In Österreich ist das Thema Fachkräftemangel seit längerer Zeit akut. Wie sehen Sie die Situation? Finden Sie genug qualifizierte Mitarbeiter?
Natürlich spüren auch wir den Fachkräftemangel wie alle anderen Unternehmen in der IT-Branche. Aber Österreich ist prinzipiell ein toller IT-Standort und wir finden hier noch immer top qualifizierte und talentierte Mitarbeiter.

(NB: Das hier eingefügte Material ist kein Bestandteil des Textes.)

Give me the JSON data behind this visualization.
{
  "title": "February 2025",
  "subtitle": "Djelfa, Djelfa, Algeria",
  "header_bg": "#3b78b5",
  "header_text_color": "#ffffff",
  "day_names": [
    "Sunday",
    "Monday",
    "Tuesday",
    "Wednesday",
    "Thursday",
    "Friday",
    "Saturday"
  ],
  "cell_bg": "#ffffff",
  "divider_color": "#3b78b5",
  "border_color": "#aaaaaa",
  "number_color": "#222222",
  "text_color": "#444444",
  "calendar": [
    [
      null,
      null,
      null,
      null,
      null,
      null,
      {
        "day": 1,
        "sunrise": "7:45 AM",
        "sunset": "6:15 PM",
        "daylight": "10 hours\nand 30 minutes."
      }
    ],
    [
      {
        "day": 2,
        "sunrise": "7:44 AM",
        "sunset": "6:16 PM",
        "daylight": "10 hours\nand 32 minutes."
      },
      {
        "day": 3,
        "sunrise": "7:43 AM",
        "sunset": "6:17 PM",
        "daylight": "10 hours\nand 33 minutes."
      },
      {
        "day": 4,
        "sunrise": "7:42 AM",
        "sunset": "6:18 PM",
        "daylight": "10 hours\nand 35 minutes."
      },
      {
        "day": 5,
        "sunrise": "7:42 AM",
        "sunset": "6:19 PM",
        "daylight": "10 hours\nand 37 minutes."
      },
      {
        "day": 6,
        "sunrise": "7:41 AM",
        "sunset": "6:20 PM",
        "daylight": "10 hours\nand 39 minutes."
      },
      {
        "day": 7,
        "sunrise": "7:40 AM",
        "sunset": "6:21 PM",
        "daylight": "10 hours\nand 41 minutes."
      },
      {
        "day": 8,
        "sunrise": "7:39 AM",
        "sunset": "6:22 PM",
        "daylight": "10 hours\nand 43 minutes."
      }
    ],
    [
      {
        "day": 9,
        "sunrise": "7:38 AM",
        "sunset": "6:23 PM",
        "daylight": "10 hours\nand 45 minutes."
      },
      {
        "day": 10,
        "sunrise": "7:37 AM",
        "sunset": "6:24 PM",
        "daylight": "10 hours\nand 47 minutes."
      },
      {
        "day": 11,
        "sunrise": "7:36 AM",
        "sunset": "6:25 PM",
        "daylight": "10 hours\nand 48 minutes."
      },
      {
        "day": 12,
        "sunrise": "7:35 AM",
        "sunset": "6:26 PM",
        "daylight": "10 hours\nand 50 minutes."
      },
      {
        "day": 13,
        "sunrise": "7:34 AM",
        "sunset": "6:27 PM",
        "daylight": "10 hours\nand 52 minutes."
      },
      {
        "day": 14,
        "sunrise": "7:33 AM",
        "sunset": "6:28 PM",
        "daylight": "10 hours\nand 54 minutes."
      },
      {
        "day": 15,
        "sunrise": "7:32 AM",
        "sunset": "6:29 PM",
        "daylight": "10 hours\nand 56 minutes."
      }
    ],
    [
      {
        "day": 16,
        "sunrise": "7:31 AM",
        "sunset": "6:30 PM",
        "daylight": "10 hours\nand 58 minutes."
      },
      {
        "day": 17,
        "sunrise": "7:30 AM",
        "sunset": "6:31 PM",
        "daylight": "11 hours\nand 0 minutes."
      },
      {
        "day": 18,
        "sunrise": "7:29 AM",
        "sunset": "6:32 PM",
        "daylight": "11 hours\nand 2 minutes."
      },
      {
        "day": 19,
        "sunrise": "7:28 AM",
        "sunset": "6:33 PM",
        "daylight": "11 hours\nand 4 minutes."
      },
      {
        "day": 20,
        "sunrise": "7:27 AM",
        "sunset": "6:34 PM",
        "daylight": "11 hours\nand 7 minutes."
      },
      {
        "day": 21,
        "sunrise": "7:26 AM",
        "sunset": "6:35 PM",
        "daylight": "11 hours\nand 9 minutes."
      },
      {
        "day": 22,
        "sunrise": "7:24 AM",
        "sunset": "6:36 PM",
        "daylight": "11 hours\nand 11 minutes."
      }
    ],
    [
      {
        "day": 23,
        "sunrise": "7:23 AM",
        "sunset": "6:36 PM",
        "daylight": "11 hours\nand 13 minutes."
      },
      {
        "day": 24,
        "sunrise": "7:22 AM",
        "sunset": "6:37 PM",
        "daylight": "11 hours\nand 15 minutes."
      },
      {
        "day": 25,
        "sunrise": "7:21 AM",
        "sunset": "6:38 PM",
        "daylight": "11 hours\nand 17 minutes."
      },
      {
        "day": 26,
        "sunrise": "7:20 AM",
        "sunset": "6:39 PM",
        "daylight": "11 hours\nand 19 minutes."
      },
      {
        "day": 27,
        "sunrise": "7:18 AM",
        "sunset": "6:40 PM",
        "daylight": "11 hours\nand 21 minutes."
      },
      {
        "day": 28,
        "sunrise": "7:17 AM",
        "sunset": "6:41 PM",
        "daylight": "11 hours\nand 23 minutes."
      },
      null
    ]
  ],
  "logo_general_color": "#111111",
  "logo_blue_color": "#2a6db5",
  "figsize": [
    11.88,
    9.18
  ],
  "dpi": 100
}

Wir investieren dafür aber auch sehr viel, sei es in Personalsuche, Employer Branding, Ausbildung usw. und sind eigentlich permanent auf der Suche nach neuen Mitarbeitern, um unser Wachstum einigermaßen zu stemmen. Aber natürlich versuchen wir vor allem auch, für bestehende Kollegen ein langfristig attraktiver Arbeitgeber zu sein, um sie ans Unternehmen zu binden. Heuer wurden wir z.B. wieder als Great-Place-to-Work ausgezeichnet. Wir sehen unsere Internationalität als Unterscheidungsmerkmal und versuchen uns damit am Jobmarkt auch zu unterscheiden. Wir beschäftigen mittlerweile Mitarbeiter mit ca. 40 verschiedenen Nationalitäten.